French lyricist Jacques Larue soon discovered the song and adapted it wholly in French, titled "À San Cristina", which was immediately recorded by a few French singers, with no success.

It was then when Eddie Barclay noticed the song and got it for Dalida. In collaboration with Larue, the French part was rewritten and reduced to minimum, just as an addition to original Italian and English lyrics that were kept. "Love in Portofino" thus became a trilingual song, and under this version it became famous. It was recorded during Dalida's 1959 summer tour pause, under orchestra conduction of Raymond Lefèvre, and was published first on the EP (Barclay – 70 271).

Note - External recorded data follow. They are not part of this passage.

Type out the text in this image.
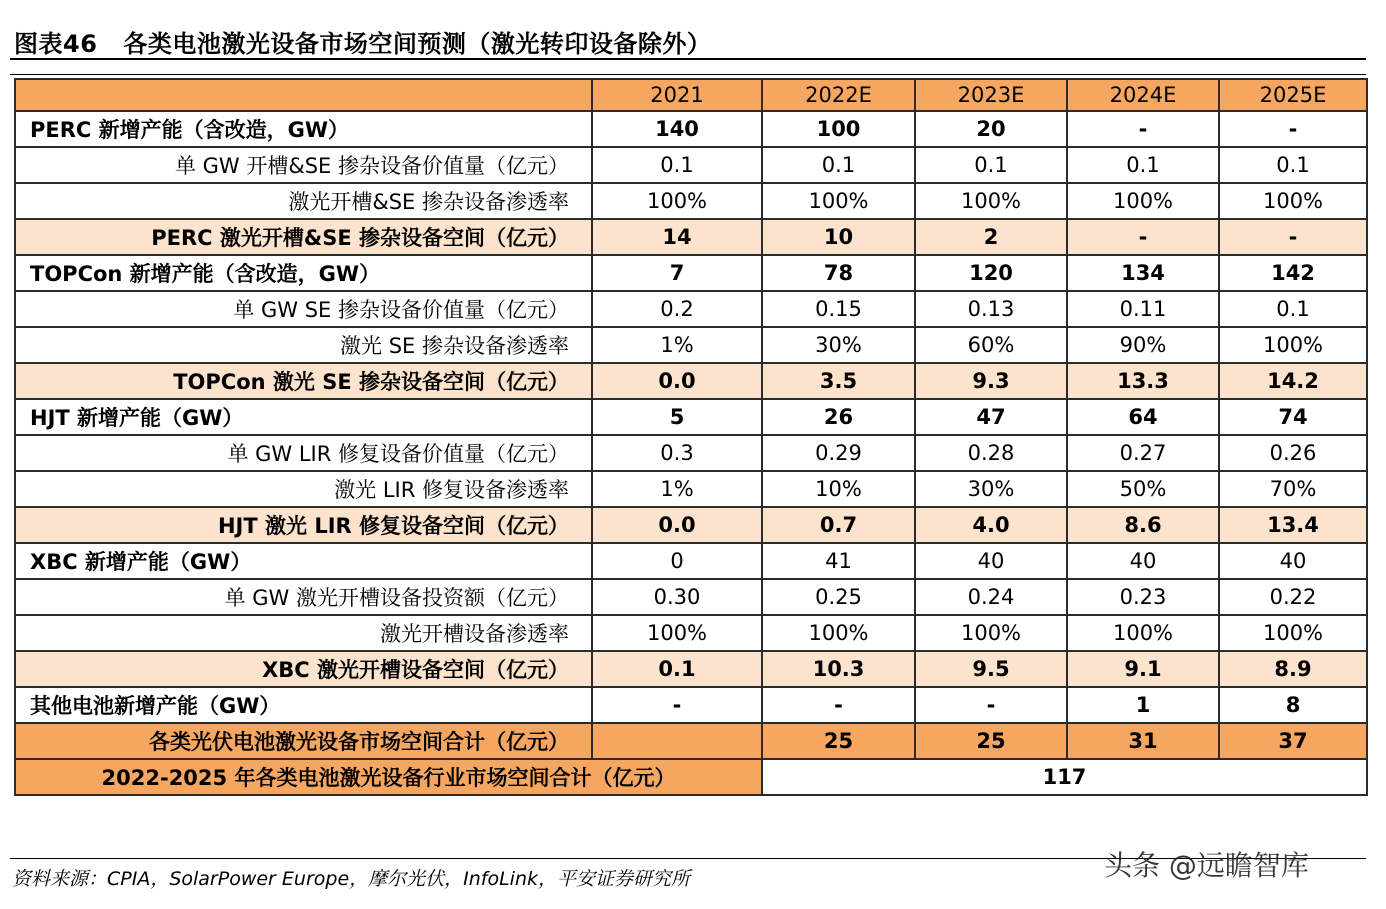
图表46 各类电池激光设备市场空间预测（激光转印设备除外）
	2021	2022E	2023E	2024E	2025E
PERC 新增产能（含改造，GW）	140	100	20	-	-
单 GW 开槽&SE 掺杂设备价值量（亿元）	0.1	0.1	0.1	0.1	0.1
激光开槽&SE 掺杂设备渗透率	100%	100%	100%	100%	100%
PERC 激光开槽&SE 掺杂设备空间（亿元）	14	10	2	-	-
TOPCon 新增产能（含改造，GW）	7	78	120	134	142
单 GW SE 掺杂设备价值量（亿元）	0.2	0.15	0.13	0.11	0.1
激光 SE 掺杂设备渗透率	1%	30%	60%	90%	100%
TOPCon 激光 SE 掺杂设备空间（亿元）	0.0	3.5	9.3	13.3	14.2
HJT 新增产能（GW）	5	26	47	64	74
单 GW LIR 修复设备价值量（亿元）	0.3	0.29	0.28	0.27	0.26
激光 LIR 修复设备渗透率	1%	10%	30%	50%	70%
HJT 激光 LIR 修复设备空间（亿元）	0.0	0.7	4.0	8.6	13.4
XBC 新增产能（GW）	0	41	40	40	40
单 GW 激光开槽设备投资额（亿元）	0.30	0.25	0.24	0.23	0.22
激光开槽设备渗透率	100%	100%	100%	100%	100%
XBC 激光开槽设备空间（亿元）	0.1	10.3	9.5	9.1	8.9
其他电池新增产能（GW）	-	-	-	1	8
各类光伏电池激光设备市场空间合计（亿元）		25	25	31	37
2022-2025 年各类电池激光设备行业市场空间合计（亿元）		117			
资料来源：CPIA，SolarPower Europe，摩尔光伏，InfoLink，平安证券研究所	头条 @远瞻智库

It was also featured as a title song of her end of year album.

== Charts ==

| Chart (1959) | Peak position |
|---|---|
| France | 15 |
| Wallonia | 20 |

==Sales==

Sales for Love in Portofino
| Region | Sales |
|---|---|
| Italy | 100,000 |

== Other recordings ==

Johnny Dorelli in 1959, Andrea Bocelli in 2013, and many more. Italian rapper Geolier sampled Dalida in the song Finchè non si muore, released on his third studio album Dio Lo Sa in June 2024.